The 2021 World Fantasy Award winners recognized for their excellence


Fans of fantasy and its sister genres, sci-fi, horror and more were eagerly awaiting, in Montreal or online, the winners of the 2021 World Fantasy Awards (WFA) on Sunday. From the 1970s, the recognition of a WFA is equivalent to a Nebula, Locus or Hugo award in these gender-specific spaces.

The theme for this year’s WFA convention was “Fantasy, Imagination and the Dreams of Youth”. While WFA recognizes work for adults, the theme recognizes subgenres created and work made in young adult fiction that bridges the gap between sci-fi and fantasy for children and SFF for adults. Not only that, but YA is a genre in which some writers first wrote and continue to contribute in addition to their adult work.

Here is the winner of WFA 2021:

See the full list of nominees here.

"Trouble the Saints: a novel" by Alaya Dawn Johnson.  (Image: Books Tor.)

(Image: Books Tor.)

Johnson’s novel is a historical fantasy crime thriller… and more? It’s very difficult to gauge based on how the winner is discussed, but obviously the judges, Tor Books, and many readers were blown away by this book.

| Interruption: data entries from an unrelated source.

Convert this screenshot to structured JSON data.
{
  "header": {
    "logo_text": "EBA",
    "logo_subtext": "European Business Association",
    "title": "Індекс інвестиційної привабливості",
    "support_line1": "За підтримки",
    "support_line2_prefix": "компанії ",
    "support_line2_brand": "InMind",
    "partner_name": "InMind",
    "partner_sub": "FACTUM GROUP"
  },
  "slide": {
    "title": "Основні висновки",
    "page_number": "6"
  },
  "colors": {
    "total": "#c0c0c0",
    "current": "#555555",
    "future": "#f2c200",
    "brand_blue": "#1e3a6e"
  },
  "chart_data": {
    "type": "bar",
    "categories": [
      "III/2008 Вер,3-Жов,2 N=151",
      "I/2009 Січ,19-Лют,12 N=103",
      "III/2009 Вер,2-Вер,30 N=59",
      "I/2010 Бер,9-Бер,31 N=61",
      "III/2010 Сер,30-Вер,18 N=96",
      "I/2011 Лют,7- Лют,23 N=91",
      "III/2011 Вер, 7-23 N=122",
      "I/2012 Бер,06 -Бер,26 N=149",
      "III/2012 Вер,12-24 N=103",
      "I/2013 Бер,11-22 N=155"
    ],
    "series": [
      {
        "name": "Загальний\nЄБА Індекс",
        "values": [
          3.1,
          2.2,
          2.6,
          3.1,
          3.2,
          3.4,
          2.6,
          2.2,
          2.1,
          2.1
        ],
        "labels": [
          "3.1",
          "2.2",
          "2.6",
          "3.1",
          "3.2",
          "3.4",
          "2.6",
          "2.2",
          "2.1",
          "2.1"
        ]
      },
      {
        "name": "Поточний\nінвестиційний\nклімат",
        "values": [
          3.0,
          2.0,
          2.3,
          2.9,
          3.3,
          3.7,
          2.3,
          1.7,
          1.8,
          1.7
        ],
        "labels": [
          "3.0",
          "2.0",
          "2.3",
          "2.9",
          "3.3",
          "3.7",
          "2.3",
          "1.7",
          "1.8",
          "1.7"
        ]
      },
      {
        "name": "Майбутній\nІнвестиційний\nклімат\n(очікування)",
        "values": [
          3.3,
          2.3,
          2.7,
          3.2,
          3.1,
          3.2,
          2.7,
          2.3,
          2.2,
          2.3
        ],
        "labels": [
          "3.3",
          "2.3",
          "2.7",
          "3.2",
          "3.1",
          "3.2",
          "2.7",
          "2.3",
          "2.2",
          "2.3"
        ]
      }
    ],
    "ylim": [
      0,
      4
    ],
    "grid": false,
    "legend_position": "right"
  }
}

Pea is a gifted assassin working for a gangster on the eve of WWII in New York whose plans are even more complicated when she finds love. The story jumps ten years into the future, where she lives a new life and has given up all connection to her previous life and dreams. However, the ghosts of the past won’t let her forget who she is. This story is told from the perspective of Pea, another with a gift, and a third character.

In a review for NPR, prose and comic book writer DannyLore wrote: To trouble the saints tells us how agency doesn’t always mean freedom, and solutions don’t always lead to success, with characters you desperately hope to make the right choice, even when that choice doesn’t exist.

Riot Baby Tochi Onyebuchi.  (Image: Tordotcom.)

(Image: Tordotcom.)

While I have not read Onyebuchi’s book (I read War girls right now), critics I trust have called this sci-fi and fantasy novel a contemporary classic. A reviewer (I think it was Jess from Bow ties and books) stated that they saw this book as a text that future generations will read and discuss in schools.

Riot Baby follows Ella. Faced with the rise of violence and injustice that leads to the incarceration of a family member, she tries to fight against the destructive power she wields in a world designed to break her.

The 2020 Best Novel co-winner Fonda Lee shared Onyebuchi’s enthusiasm. Lie Jade City (the first book in the Green Bone trilogy which ended this month) and Victor LaValle’s horror / fantasy The Changeling tied last year.

If artist Rovina Cai sounds familiar to those who return to TMS, she was mentioned last week for her stunning illustrations in Darcie Little Badger’s Book. Elatsoe. His victory was not for this particular book, but for his work published in 2020-2021. In addition to illustrating books, Cai has worked with Wizards of the Coast for several 2021 Magic: The Gathering sets.

Not even a decade ago, writers of color like Daniel José Older and others successfully campaigned for the price itself to change for this mysterious knotted tree rather than the cartoonish bust of one of the most famous and most racist (anti-Semitic and xenophobic) writers of the 20th century, HP Lovecraft.

Well, the original replacement pick was Afrofuturism Queen Octavia Butler. However, that Tree Road was probably their best bet both because the logistics of portraying another person would be complicated, and the rewards are best without a relationship with a single person, even as cool, talented, and trailblazer as Butler. . Even before knowing the recent history of the new award, I was captivated by the uniqueness and beauty of the current iterations.

With a legacy of nearly 50 years, the inclusion of marginalized voices and non-“Western” writers has been slow, but the past decades of consistent nominations (and winners) from those around the world show that despite the work that has never been done, the WFA and many in the fantasy community continue to recognize the work of under-represented creatives in fantasy.

Hopefully in the years to come the judges will start to reflect the winners, but including those from all over the world rather than mainly the US, UK, Canada and Australia as they did. This year. However, at least this year, even with the limited scope of ethnic / national experiences in the pool of judges, they recognize talent in often overlooked spaces, which is just a strength and a victory for everyone.

(Going through Locus Magazine, image: Tor Books and World Fantasy Awards Administration.)